Wednesday, April 03, 2019

25. Binti: Home by Nnedi Okorafor

I feel a bit cheap counting these Binti books separately.  They really should be read in a single volume.  I think there is a single volume version out there and I believe Okorafor wrote them separately, but the most popular version are these slim volumes that you could read in a day. 

As the title states, Binti returns home after a year at space university.  She has found her way there academically, if not socially,  after her initial struggles and triumphs.  The trip home poses greater challenges and risks.  She brings Okwu with her, the meduse (a jellyfish like race) that contributed to the massacre of everyone but Binti on the ship to Oomza University.  You learn that there had been a war between the white earthlings and the meduse and this was the first time one had come to earth in peace.  Binti is sort of a galactic celebrity because of her survival and plea for peace with the meduse, but her family is very traditional and her leaving has created a lot of resentment.  Things are complicated.

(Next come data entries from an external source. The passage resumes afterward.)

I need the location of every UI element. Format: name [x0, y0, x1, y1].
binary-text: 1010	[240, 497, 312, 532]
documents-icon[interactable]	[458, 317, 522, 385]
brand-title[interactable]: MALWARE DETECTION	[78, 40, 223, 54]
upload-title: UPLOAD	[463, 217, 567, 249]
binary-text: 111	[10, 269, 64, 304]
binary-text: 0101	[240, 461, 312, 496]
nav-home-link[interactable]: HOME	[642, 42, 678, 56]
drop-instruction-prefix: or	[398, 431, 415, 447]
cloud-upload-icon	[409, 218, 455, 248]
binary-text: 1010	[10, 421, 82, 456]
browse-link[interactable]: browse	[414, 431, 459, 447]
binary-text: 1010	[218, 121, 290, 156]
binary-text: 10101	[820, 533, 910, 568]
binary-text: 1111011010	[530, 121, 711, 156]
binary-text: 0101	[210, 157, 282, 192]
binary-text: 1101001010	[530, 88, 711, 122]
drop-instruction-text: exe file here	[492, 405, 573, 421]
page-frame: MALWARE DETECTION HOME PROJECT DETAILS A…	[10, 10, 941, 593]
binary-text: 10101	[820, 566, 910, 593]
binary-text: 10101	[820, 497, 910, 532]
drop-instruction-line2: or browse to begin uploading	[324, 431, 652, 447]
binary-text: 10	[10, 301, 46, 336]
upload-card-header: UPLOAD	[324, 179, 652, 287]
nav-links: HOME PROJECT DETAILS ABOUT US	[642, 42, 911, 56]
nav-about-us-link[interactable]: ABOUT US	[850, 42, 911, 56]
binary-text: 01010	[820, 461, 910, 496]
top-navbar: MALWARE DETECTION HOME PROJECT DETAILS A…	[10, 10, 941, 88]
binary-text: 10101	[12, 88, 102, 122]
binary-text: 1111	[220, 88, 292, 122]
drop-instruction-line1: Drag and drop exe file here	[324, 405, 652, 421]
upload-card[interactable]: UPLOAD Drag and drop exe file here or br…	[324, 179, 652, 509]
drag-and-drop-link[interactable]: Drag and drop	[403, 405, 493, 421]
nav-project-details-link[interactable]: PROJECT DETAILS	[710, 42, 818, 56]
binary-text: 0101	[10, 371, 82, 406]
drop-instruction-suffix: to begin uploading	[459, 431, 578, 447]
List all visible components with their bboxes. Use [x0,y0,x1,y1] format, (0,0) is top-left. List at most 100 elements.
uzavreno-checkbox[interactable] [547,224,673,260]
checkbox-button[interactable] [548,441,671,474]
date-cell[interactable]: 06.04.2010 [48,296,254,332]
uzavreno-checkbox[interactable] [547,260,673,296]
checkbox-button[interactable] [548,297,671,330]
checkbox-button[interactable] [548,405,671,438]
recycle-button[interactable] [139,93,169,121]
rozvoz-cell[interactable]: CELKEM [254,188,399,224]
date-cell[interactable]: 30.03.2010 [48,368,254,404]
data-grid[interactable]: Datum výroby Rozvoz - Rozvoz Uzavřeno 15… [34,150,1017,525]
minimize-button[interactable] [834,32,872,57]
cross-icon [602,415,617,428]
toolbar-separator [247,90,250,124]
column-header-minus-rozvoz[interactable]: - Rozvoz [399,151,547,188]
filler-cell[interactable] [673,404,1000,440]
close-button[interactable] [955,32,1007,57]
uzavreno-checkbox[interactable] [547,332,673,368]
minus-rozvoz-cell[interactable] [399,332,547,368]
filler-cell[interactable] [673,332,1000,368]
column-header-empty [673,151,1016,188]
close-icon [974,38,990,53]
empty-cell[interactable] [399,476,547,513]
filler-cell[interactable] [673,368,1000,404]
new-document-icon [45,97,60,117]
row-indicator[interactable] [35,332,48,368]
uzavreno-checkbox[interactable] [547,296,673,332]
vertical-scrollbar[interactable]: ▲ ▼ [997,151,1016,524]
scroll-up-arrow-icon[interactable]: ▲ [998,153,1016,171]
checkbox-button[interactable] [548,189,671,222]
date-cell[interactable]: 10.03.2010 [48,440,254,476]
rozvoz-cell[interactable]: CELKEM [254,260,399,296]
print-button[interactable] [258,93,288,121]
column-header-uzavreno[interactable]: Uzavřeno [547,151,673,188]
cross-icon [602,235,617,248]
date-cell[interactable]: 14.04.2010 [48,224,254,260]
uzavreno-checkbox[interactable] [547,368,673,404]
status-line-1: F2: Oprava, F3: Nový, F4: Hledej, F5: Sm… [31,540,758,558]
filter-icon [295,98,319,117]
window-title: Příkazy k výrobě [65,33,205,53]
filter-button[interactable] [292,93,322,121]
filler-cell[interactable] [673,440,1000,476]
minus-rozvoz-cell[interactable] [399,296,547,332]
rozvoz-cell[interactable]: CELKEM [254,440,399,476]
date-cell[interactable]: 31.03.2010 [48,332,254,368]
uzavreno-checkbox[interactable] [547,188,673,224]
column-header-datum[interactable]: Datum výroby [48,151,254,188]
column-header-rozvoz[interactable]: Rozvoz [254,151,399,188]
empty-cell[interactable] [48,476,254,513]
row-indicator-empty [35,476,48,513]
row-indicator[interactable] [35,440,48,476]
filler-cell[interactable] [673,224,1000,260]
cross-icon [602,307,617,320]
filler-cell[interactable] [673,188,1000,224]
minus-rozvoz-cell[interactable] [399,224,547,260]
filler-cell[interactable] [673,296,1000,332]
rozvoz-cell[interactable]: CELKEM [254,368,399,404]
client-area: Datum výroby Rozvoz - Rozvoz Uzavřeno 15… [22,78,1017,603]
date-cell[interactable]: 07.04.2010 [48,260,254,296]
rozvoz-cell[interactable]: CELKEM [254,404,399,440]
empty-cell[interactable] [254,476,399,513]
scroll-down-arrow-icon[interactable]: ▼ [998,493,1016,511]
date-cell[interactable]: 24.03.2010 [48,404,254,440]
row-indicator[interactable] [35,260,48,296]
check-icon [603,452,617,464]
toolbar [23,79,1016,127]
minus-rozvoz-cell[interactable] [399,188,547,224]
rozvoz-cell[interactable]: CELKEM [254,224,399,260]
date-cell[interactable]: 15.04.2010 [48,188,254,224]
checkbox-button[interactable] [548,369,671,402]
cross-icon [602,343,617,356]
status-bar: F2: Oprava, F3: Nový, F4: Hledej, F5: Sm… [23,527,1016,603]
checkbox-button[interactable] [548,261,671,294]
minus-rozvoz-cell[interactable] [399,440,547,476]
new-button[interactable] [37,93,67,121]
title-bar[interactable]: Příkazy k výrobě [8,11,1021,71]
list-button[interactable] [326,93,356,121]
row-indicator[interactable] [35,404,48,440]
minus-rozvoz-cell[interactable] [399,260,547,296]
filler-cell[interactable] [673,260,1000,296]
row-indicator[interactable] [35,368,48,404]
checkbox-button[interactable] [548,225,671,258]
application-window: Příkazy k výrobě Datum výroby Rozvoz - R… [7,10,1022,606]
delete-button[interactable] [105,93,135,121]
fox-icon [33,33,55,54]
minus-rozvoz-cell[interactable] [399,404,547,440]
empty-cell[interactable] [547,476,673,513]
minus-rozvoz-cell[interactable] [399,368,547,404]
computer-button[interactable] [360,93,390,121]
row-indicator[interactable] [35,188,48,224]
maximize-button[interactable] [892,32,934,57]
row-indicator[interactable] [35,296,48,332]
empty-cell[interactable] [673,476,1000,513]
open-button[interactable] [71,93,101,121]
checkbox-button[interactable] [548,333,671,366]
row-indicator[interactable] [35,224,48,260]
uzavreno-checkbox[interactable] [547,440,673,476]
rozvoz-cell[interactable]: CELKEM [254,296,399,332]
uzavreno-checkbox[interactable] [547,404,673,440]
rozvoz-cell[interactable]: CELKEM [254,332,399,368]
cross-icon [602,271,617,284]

A lot goes on in this book and at the beginning the style and pacing was a bit too declaratory and fast for me, but I think that is what the young adults enjoy.  It gets much deeper as you learn more about her family and background culture and quite intense as she heads out into darker and more mysterious territory in the deserts outside her home and ends in a cliffhanger.

Looking forward to the third and final book in the series.